Das Mid-Case-Modell von TIKR prognostiziert ein jährliches Umsatzwachstum von ca. 25 % bis zum 31. Januar 2031, wobei die Nettogewinnmargen auf ca. 30 % steigen. Die beiden Treiber für das Umsatzwachstum sind die optische Verbindungstechnik, da die 1,6T-Rampen den Produktzyklus über das Geschäftsjahr 2028 hinaus verlängern, und die Breite des kundenspezifischen Siliziums, da Marvell XPU-gebundene Umsätze über mehrere Hyperscaler-Beziehungen aufbaut, anstatt von einem einzigen Programm abhängig zu sein. Der Margentreiber ist die operative Hebelwirkung: Das Management geht davon aus, dass der Non-GAAP-Opex im Geschäftsjahr 2028 im mittleren bis hohen Zehnerprozentbereich wachsen wird, während der Umsatz um ca. 45 % steigt, was bedeutet, dass deutlich mehr Umsatz in die Erträge einfließt.
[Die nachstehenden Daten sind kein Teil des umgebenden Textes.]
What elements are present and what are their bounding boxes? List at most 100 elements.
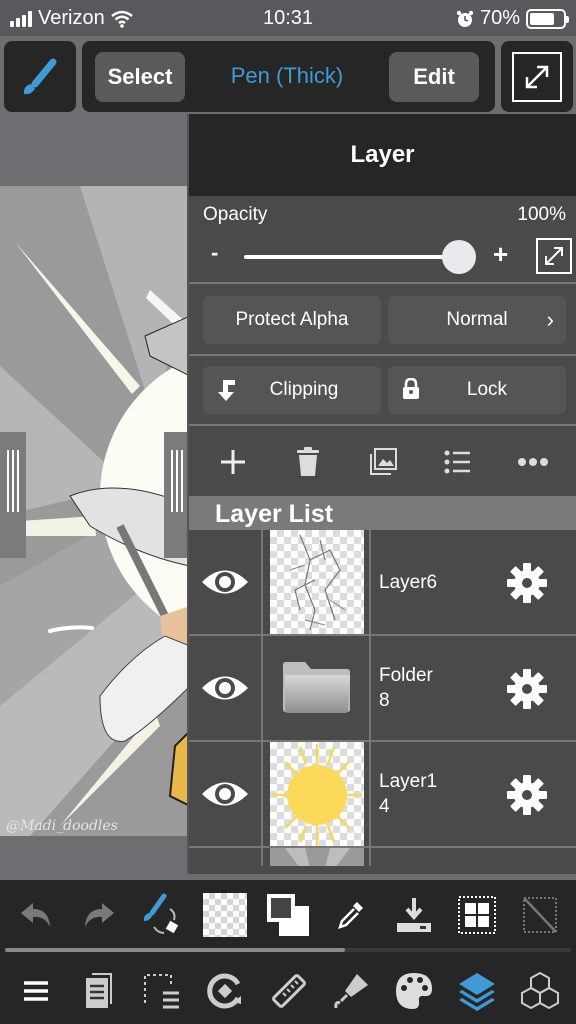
layer-row[interactable]: Layer6 <box>189 530 576 636</box>
opacity-control: Opacity 100% - + <box>189 196 576 284</box>
menu-button[interactable] <box>11 966 61 1016</box>
layer-name: Layer6 <box>379 571 438 593</box>
visibility-toggle[interactable] <box>189 530 263 634</box>
layer-list: Layer6 Folder 8 Layer1 4 <box>189 530 576 866</box>
status-right: 70% <box>456 7 569 30</box>
layer-list-header: Layer List <box>189 496 576 530</box>
folder-icon <box>283 662 351 713</box>
fill-tool-button[interactable] <box>326 966 376 1016</box>
save-download-button[interactable] <box>389 890 439 940</box>
opacity-decrease-button[interactable]: - <box>211 240 218 266</box>
layer-row[interactable] <box>189 848 576 866</box>
more-options-button[interactable] <box>513 442 553 482</box>
brush-tool-button[interactable] <box>4 41 76 112</box>
color-palette-button[interactable] <box>389 966 439 1016</box>
layer-color-swatch[interactable] <box>200 890 250 940</box>
opacity-slider-thumb[interactable] <box>442 240 476 274</box>
layer-name-line2: 4 <box>379 796 390 817</box>
eyedropper-button[interactable] <box>326 890 376 940</box>
layer-panel: Layer Opacity 100% - + Protect Alpha Nor… <box>187 114 576 874</box>
delete-layer-button[interactable] <box>288 442 328 482</box>
current-tool-name[interactable]: Pen (Thick) <box>192 63 382 89</box>
layer-thumbnail-cell[interactable] <box>265 530 371 634</box>
gear-icon[interactable] <box>506 562 548 604</box>
selection-layer-icon <box>143 974 179 1009</box>
opacity-slider-track[interactable] <box>244 255 459 259</box>
transform-rotate-button[interactable] <box>200 966 250 1016</box>
chevron-right-icon: › <box>546 307 554 332</box>
clipping-button[interactable]: Clipping <box>203 366 381 414</box>
redo-icon <box>84 903 114 927</box>
layer-panel-body: Opacity 100% - + Protect Alpha Normal › … <box>189 196 576 874</box>
color-button[interactable] <box>263 890 313 940</box>
materials-button[interactable] <box>515 966 565 1016</box>
lock-icon <box>402 377 420 406</box>
toolbar-scrollbar-thumb[interactable] <box>5 948 345 952</box>
pages-icon <box>85 973 112 1008</box>
palette-icon <box>396 973 433 1009</box>
grid-select-button[interactable] <box>452 890 502 940</box>
clipping-label: Clipping <box>269 379 339 400</box>
deselect-button[interactable] <box>515 890 565 940</box>
lock-button[interactable]: Lock <box>388 366 566 414</box>
layer-name-line1: Folder <box>379 665 433 686</box>
alarm-icon <box>456 10 474 27</box>
color-fg-bg-icon <box>266 894 309 936</box>
blend-mode-label: Normal <box>446 309 508 330</box>
layer-list-menu-button[interactable] <box>438 442 478 482</box>
artwork-canvas[interactable]: @Madi_doodles <box>0 186 190 836</box>
main-toolbar <box>0 956 576 1024</box>
pages-button[interactable] <box>74 966 124 1016</box>
eye-icon <box>202 676 248 700</box>
layer-row[interactable]: Folder 8 <box>189 636 576 742</box>
clipping-arrow-icon <box>217 378 239 408</box>
layer-thumbnail-cell[interactable] <box>265 848 371 866</box>
artwork-drawing <box>0 186 190 836</box>
redo-button[interactable] <box>74 890 124 940</box>
toolbar-scrollbar[interactable] <box>5 948 571 952</box>
layer-thumbnail <box>270 848 364 866</box>
layer-row[interactable]: Layer1 4 <box>189 742 576 848</box>
layers-button[interactable] <box>452 966 502 1016</box>
gear-icon[interactable] <box>506 774 548 816</box>
layer-actions <box>189 428 576 496</box>
tool-mode-group: Select Pen (Thick) Edit <box>82 41 495 112</box>
opacity-expand-button[interactable] <box>536 238 572 274</box>
battery-icon <box>526 8 569 29</box>
opacity-increase-button[interactable]: + <box>493 239 508 270</box>
fullscreen-button[interactable] <box>501 41 573 112</box>
status-bar: Verizon 10:31 70% <box>0 0 576 36</box>
fill-icon <box>334 974 369 1009</box>
visibility-toggle[interactable] <box>189 636 263 740</box>
layer-name-line2: 8 <box>379 690 390 711</box>
blend-mode-button[interactable]: Normal › <box>388 296 566 344</box>
expand-arrows-icon <box>512 51 562 102</box>
bottom-toolbar <box>0 880 576 1024</box>
rotate-icon <box>207 973 241 1009</box>
opacity-value: 100% <box>517 204 566 225</box>
add-layer-icon <box>220 450 245 474</box>
selection-layer-button[interactable] <box>137 966 187 1016</box>
brush-swap-icon <box>143 893 180 935</box>
visibility-toggle[interactable] <box>189 848 263 866</box>
clip-lock-row: Clipping Lock <box>189 356 576 426</box>
add-layer-button[interactable] <box>213 442 253 482</box>
layer-thumbnail-cell[interactable] <box>265 742 371 846</box>
protect-alpha-button[interactable]: Protect Alpha <box>203 296 381 344</box>
select-button[interactable]: Select <box>95 52 185 102</box>
brush-eraser-swap-button[interactable] <box>137 890 187 940</box>
download-icon <box>397 898 432 932</box>
materials-icon <box>521 971 560 1010</box>
eye-icon <box>202 570 248 594</box>
brush-icon <box>23 58 57 94</box>
import-image-button[interactable] <box>363 442 403 482</box>
layer-thumbnail-cell[interactable] <box>265 636 371 740</box>
visibility-toggle[interactable] <box>189 742 263 846</box>
left-scroll-handle[interactable] <box>0 432 26 558</box>
layer-thumbnail <box>270 530 364 634</box>
edit-button[interactable]: Edit <box>389 52 479 102</box>
layers-icon <box>459 973 496 1011</box>
gear-icon[interactable] <box>506 668 548 710</box>
undo-button[interactable] <box>11 890 61 940</box>
ruler-button[interactable] <box>263 966 313 1016</box>
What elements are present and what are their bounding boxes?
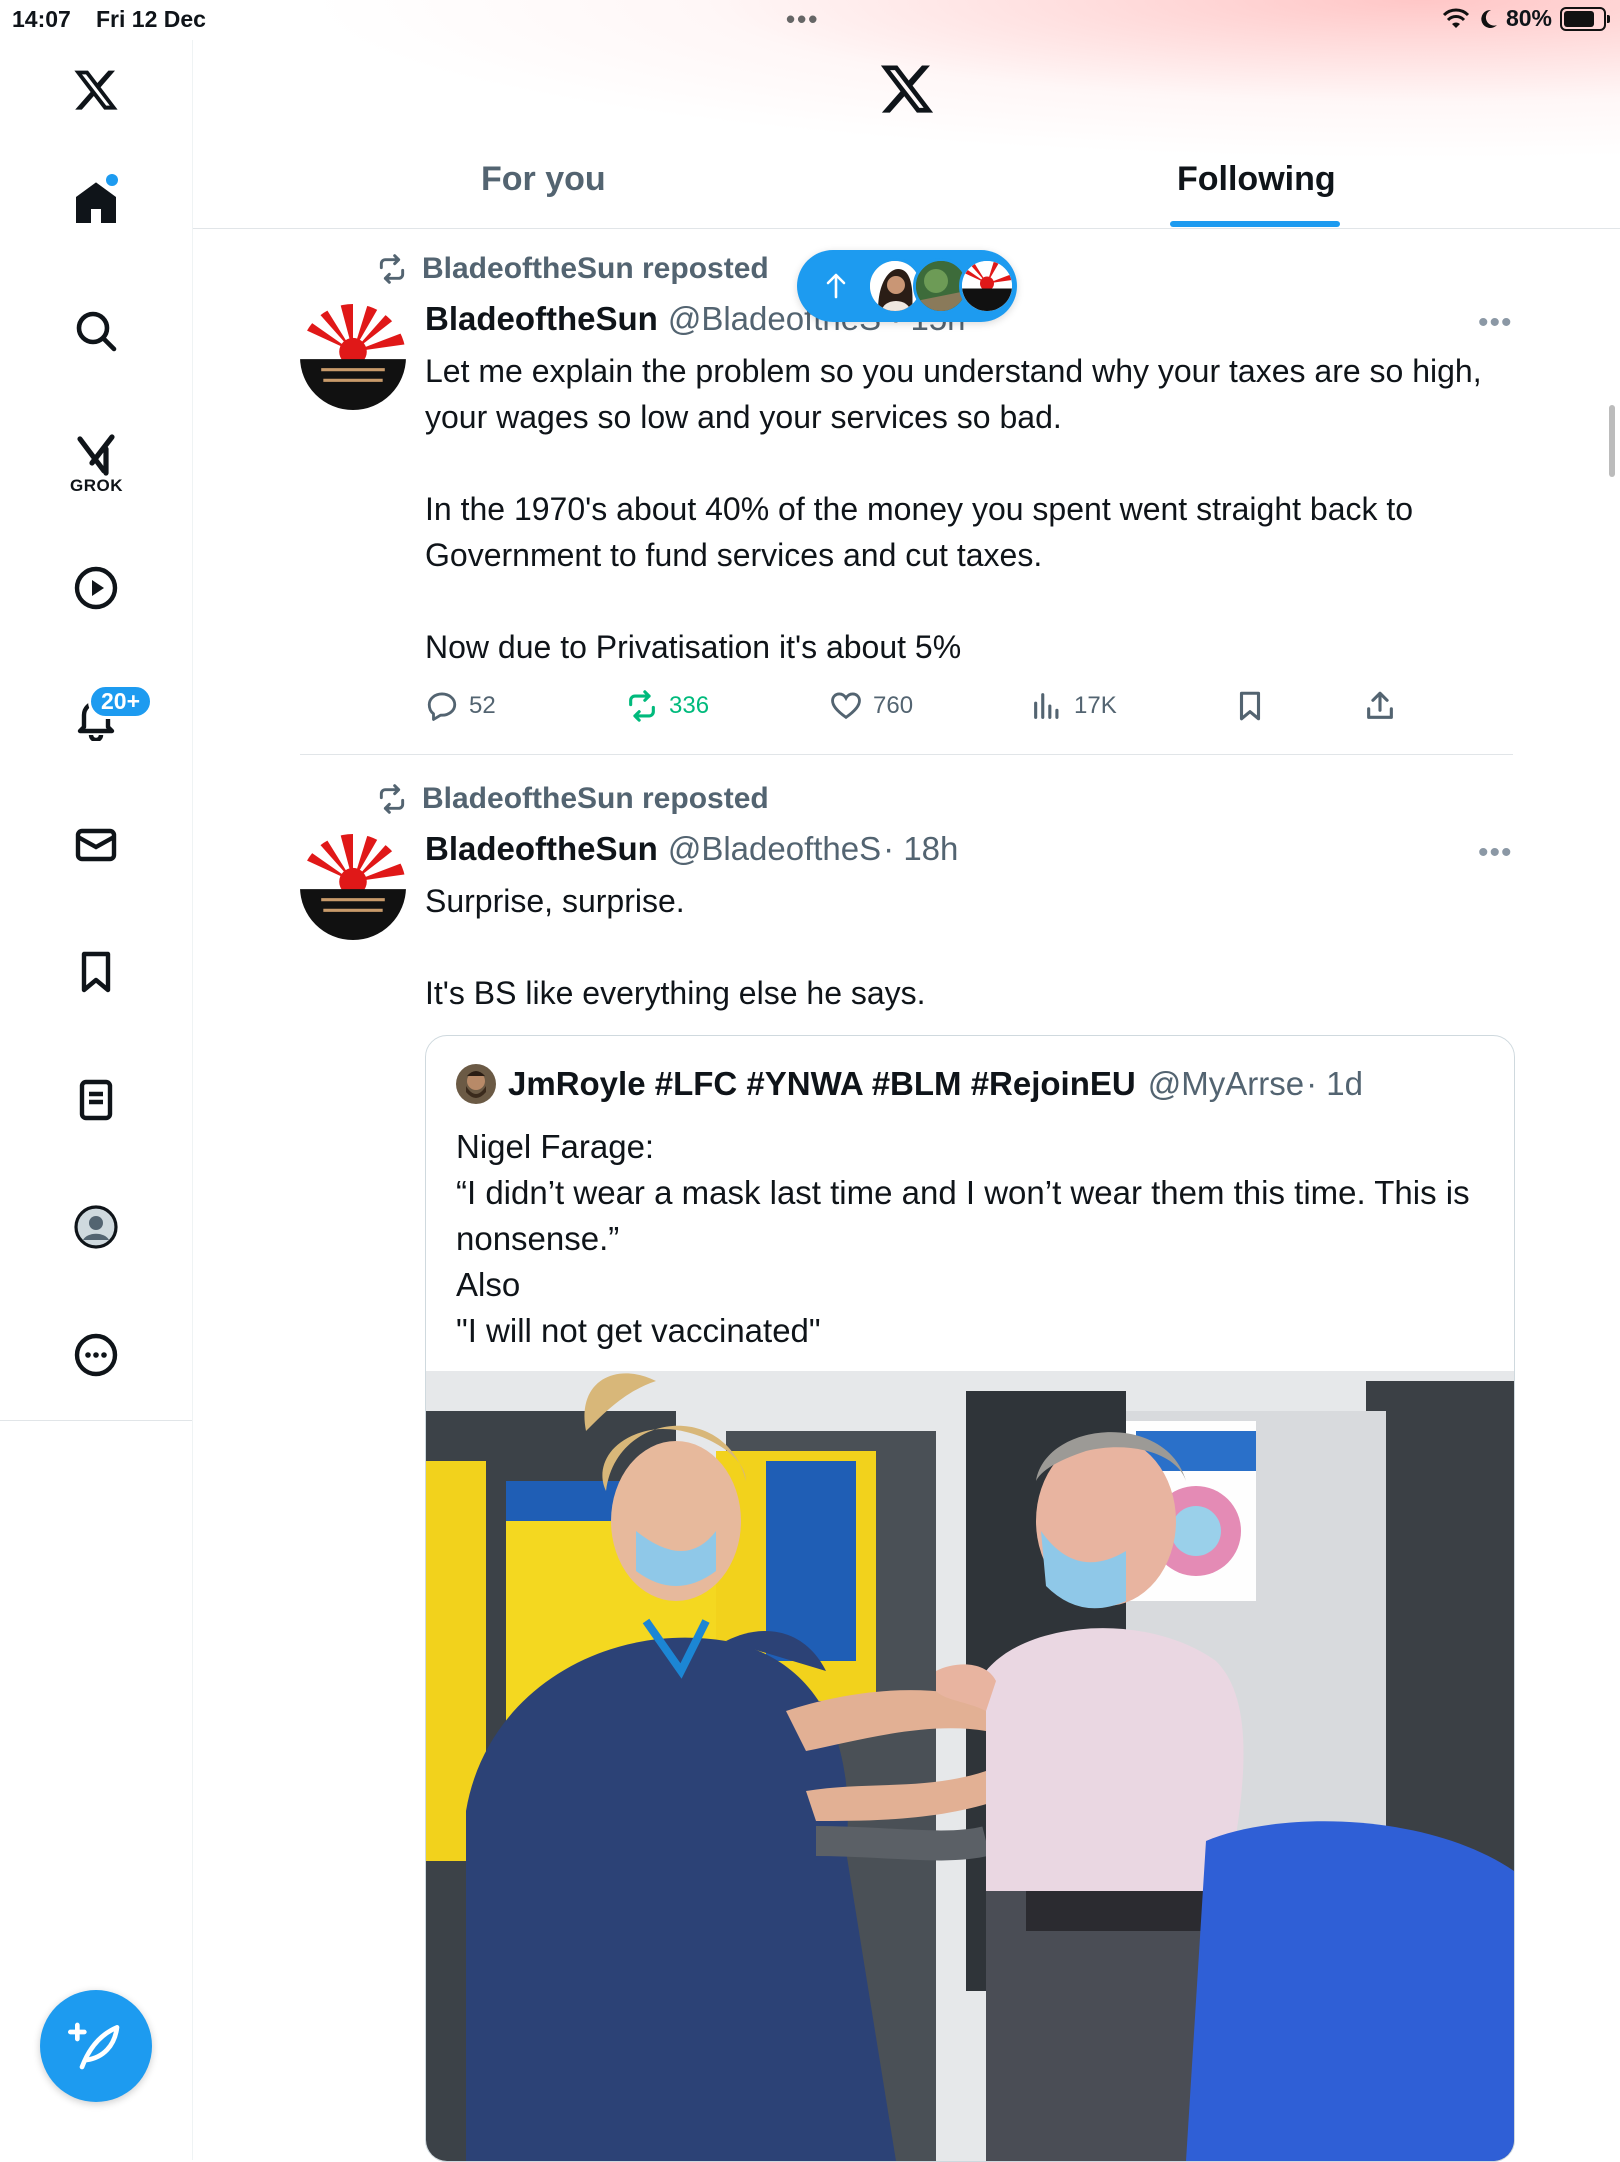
share-icon: [1367, 691, 1393, 719]
list-icon: [79, 1079, 113, 1121]
status-right: 80%: [1442, 5, 1610, 32]
mail-icon: [75, 828, 117, 862]
battery-fill: [1564, 10, 1595, 27]
status-date: Fri 12 Dec: [96, 6, 206, 32]
sidebar-item-more[interactable]: [46, 1320, 146, 1390]
rising-sun-avatar-icon: [300, 834, 406, 940]
post-actions: 52 336 760 17K: [425, 686, 1425, 726]
bookmark-icon: [1239, 691, 1261, 721]
views-chart-icon: [1034, 693, 1059, 719]
grok-label: GROK: [70, 476, 123, 495]
reply-button[interactable]: 52: [425, 689, 496, 723]
quote-text: Nigel Farage: “I didn’t wear a mask last…: [456, 1128, 1470, 1349]
wifi-icon: [1442, 8, 1470, 28]
home-unread-dot: [106, 174, 118, 186]
sidebar-item-profile[interactable]: [46, 1192, 146, 1262]
sidebar-item-explore[interactable]: [46, 296, 146, 366]
heart-icon: [831, 692, 861, 720]
battery-tip: [1607, 14, 1610, 23]
sidebar-item-home[interactable]: [46, 168, 146, 238]
battery-icon: [1560, 6, 1610, 31]
moon-icon: [1481, 9, 1497, 28]
header-logo[interactable]: [878, 60, 936, 118]
quote-photo[interactable]: [426, 1371, 1514, 2161]
pill-avatar: [959, 258, 1015, 314]
rising-sun-avatar-icon: [962, 261, 1012, 311]
bookmark-post-button[interactable]: [1233, 689, 1267, 723]
sidebar-item-video[interactable]: [46, 553, 146, 623]
vaccination-photo-image: [426, 1371, 1514, 2161]
like-count: 760: [873, 692, 914, 719]
repost-indicator: BladeoftheSun reposted: [376, 252, 769, 286]
search-icon: [76, 311, 117, 352]
new-posts-pill[interactable]: [797, 250, 1017, 322]
views-count: 17K: [1074, 692, 1117, 719]
sidebar-item-messages[interactable]: [46, 810, 146, 880]
sidebar-item-lists[interactable]: [46, 1065, 146, 1135]
compose-icon: [68, 2022, 120, 2070]
bearded-man-avatar-icon: [456, 1064, 496, 1104]
repost-label[interactable]: BladeoftheSun reposted: [422, 782, 769, 816]
post-text: Surprise, surprise. It's BS like everyth…: [425, 883, 926, 1011]
quote-author[interactable]: JmRoyle #LFC #YNWA #BLM #RejoinEU @MyArr…: [456, 1064, 1363, 1104]
tab-following[interactable]: Following: [1177, 160, 1336, 199]
active-tab-indicator: [1170, 221, 1340, 227]
arrow-up-icon: [826, 273, 846, 299]
post-author[interactable]: BladeoftheSun @BladeoftheS · 18h: [425, 830, 958, 868]
rising-sun-avatar-icon: [300, 304, 406, 410]
repost-icon: [629, 690, 655, 722]
home-icon: [76, 182, 116, 223]
share-button[interactable]: [1363, 689, 1397, 723]
repost-button[interactable]: 336: [625, 689, 709, 723]
scrollbar[interactable]: [1609, 405, 1615, 477]
post-time[interactable]: · 18h: [883, 830, 958, 868]
play-icon: [74, 566, 118, 610]
repost-icon: [379, 254, 405, 284]
repost-indicator: BladeoftheSun reposted: [376, 782, 769, 816]
x-logo-icon: [74, 70, 118, 110]
reply-count: 52: [469, 692, 496, 719]
repost-count: 336: [669, 692, 710, 719]
author-handle[interactable]: @BladeoftheS: [668, 830, 881, 868]
post-more-button[interactable]: •••: [1478, 836, 1513, 870]
quote-author-handle[interactable]: @MyArrse: [1148, 1065, 1304, 1103]
x-logo-button[interactable]: [46, 55, 146, 125]
battery-percent: 80%: [1505, 5, 1552, 31]
author-name[interactable]: BladeoftheSun: [425, 300, 658, 338]
x-logo-icon: [880, 65, 934, 113]
quote-author-name[interactable]: JmRoyle #LFC #YNWA #BLM #RejoinEU: [508, 1065, 1136, 1103]
status-time: 14:07: [12, 6, 71, 32]
views-button[interactable]: 17K: [1030, 689, 1117, 723]
like-button[interactable]: 760: [829, 689, 913, 723]
avatar[interactable]: [300, 304, 406, 410]
repost-label[interactable]: BladeoftheSun reposted: [422, 252, 769, 286]
profile-icon: [74, 1205, 118, 1249]
notification-badge: 20+: [88, 684, 154, 719]
tab-for-you[interactable]: For you: [481, 160, 606, 199]
avatar[interactable]: [300, 834, 406, 940]
repost-icon: [379, 784, 405, 814]
post-text: Let me explain the problem so you unders…: [425, 353, 1482, 665]
grok-icon: [77, 434, 115, 476]
author-name[interactable]: BladeoftheSun: [425, 830, 658, 868]
more-icon: [74, 1333, 118, 1377]
post-more-button[interactable]: •••: [1478, 306, 1513, 340]
header-divider: [193, 228, 1620, 229]
post-divider: [300, 754, 1513, 755]
quote-avatar: [456, 1064, 496, 1104]
quote-time[interactable]: · 1d: [1306, 1065, 1363, 1103]
quoted-post[interactable]: JmRoyle #LFC #YNWA #BLM #RejoinEU @MyArr…: [425, 1035, 1515, 2162]
reply-icon: [427, 692, 457, 721]
sidebar-item-bookmarks[interactable]: [46, 937, 146, 1007]
compose-button[interactable]: [40, 1990, 152, 2102]
bookmark-icon: [81, 951, 111, 993]
status-bar: 14:07 Fri 12 Dec ••• 80%: [0, 0, 1620, 40]
multitasking-dots-icon[interactable]: •••: [786, 4, 819, 35]
sidebar-divider: [0, 1420, 192, 1421]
Im High Case mit einer CAGR von etwa 27 % beim Umsatz liegt die Aktie bis zum 31. Januar 2031 bei 1.324 $. Das Abwärtsrisiko besteht in einer Korrektur bei den Investitionsausgaben für Hyperscaler, was die Premium-Bewertungsmultiplikatoren schnell vermindern würde, da ein Großteil des heutigen Kurses zukünftige Cashflows widerspiegelt.
Fazit
Murphy hat für das 2. Quartal des Geschäftsjahres 2027 einen Umsatz von ca. 2,7 Mrd. $ in Aussicht gestellt. Der für Ende August 2026 erwartete Ergebnisbericht für das zweite Quartal ist der nächste Bestätigungspunkt. Der Schwellenwert ist einfach: ein Umsatz von mindestens 2,7 Mrd. USD, ein Wachstum der Rechenzentren im mittleren 40 %-Bereich im Jahresvergleich und ein jährliches Wachstum von über 70 % bei den Verbindungslösungen. Ein sauberes Übertreffen dieser Schwelle bestätigt die 16,5 Milliarden Dollar für das Geschäftsjahr 2028. Eine Senkung der Wachstumsrate für den Bereich Interconnect wäre der erste Bruch in der Erfolgsbilanz des Unternehmens, das seine Prognosen bereits viermal in Folge angehoben und nicht gesenkt hat.